<operating system> /M S doss/ (Or "MS-DOS", "PC-DOS", "MS-DOG", "mess-dos") Microsoft Corporation's clone of the CP/M disk operating system for the 8088 crufted together in 6 weeks by hacker Tim Paterson, who is said to have regretted it ever since.
MS-DOS is a single user operating system that runs one program at a time and is limited to working with one megabyte of memory, 640 kilobytes of which is usable for the application program. Special add-on EMS memory boards allow EMS-compliant software to exceed the 1 MB limit. Add-ons to DOS, such as Microsoft Windows and DESQview, take advantage of EMS and allow the user to have multiple applications loaded at once and switch between them.

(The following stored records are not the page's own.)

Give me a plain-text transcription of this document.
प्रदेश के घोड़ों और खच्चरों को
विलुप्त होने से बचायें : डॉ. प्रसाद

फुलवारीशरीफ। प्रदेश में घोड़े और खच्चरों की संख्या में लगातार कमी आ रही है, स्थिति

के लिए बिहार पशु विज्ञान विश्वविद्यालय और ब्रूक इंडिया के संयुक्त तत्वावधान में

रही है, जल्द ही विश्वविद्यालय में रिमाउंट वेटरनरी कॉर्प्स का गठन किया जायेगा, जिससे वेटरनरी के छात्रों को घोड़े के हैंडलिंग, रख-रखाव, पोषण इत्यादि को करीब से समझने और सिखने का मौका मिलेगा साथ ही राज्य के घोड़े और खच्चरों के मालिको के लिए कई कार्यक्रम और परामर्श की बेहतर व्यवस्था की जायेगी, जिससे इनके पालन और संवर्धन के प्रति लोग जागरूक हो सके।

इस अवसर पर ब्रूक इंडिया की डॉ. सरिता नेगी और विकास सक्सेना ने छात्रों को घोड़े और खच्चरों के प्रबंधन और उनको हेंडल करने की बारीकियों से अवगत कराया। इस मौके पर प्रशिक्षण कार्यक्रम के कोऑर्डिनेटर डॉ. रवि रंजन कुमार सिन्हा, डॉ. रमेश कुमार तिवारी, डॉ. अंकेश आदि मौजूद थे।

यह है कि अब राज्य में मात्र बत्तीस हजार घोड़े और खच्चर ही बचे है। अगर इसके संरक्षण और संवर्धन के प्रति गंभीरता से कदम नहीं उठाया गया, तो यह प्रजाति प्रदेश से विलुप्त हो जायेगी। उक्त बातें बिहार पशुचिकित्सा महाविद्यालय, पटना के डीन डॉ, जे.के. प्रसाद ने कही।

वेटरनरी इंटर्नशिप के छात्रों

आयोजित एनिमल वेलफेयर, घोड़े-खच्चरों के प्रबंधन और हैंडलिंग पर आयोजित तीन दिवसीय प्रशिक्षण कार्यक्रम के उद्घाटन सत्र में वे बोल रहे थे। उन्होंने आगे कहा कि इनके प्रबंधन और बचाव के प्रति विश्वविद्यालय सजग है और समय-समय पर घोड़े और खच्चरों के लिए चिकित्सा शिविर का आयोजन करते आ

Numerous features, including vaguely Unix-like but rather broken support for subdirectories, I/O redirection and pipelines, were hacked into MS-DOS 2.0 and subsequent versions; as a result, there are two or more incompatible versions of many system calls, and MS-DOS programmers can never agree on basic things like what character to use as an option switch ("-" or "/"). The resulting mess became the highest-unit-volume operating system in history. It was used on many Intel 16 and 32 bit microprocessors and IBM PC compatibles.
Many of the original DOS functions were calls to BASIC (in ROM on the original IBM PC), e.g. Format and Mode. People with non-IBM PCs had to buy MS-Basic (later called GWBasic). Most version of DOS came with some version of BASIC.
Also know as PC-DOS or simply DOS, ignoring the fact that there were many other OSes with that name, starting in the mid-1960s with IBM's first disk operating system for the IBM 360.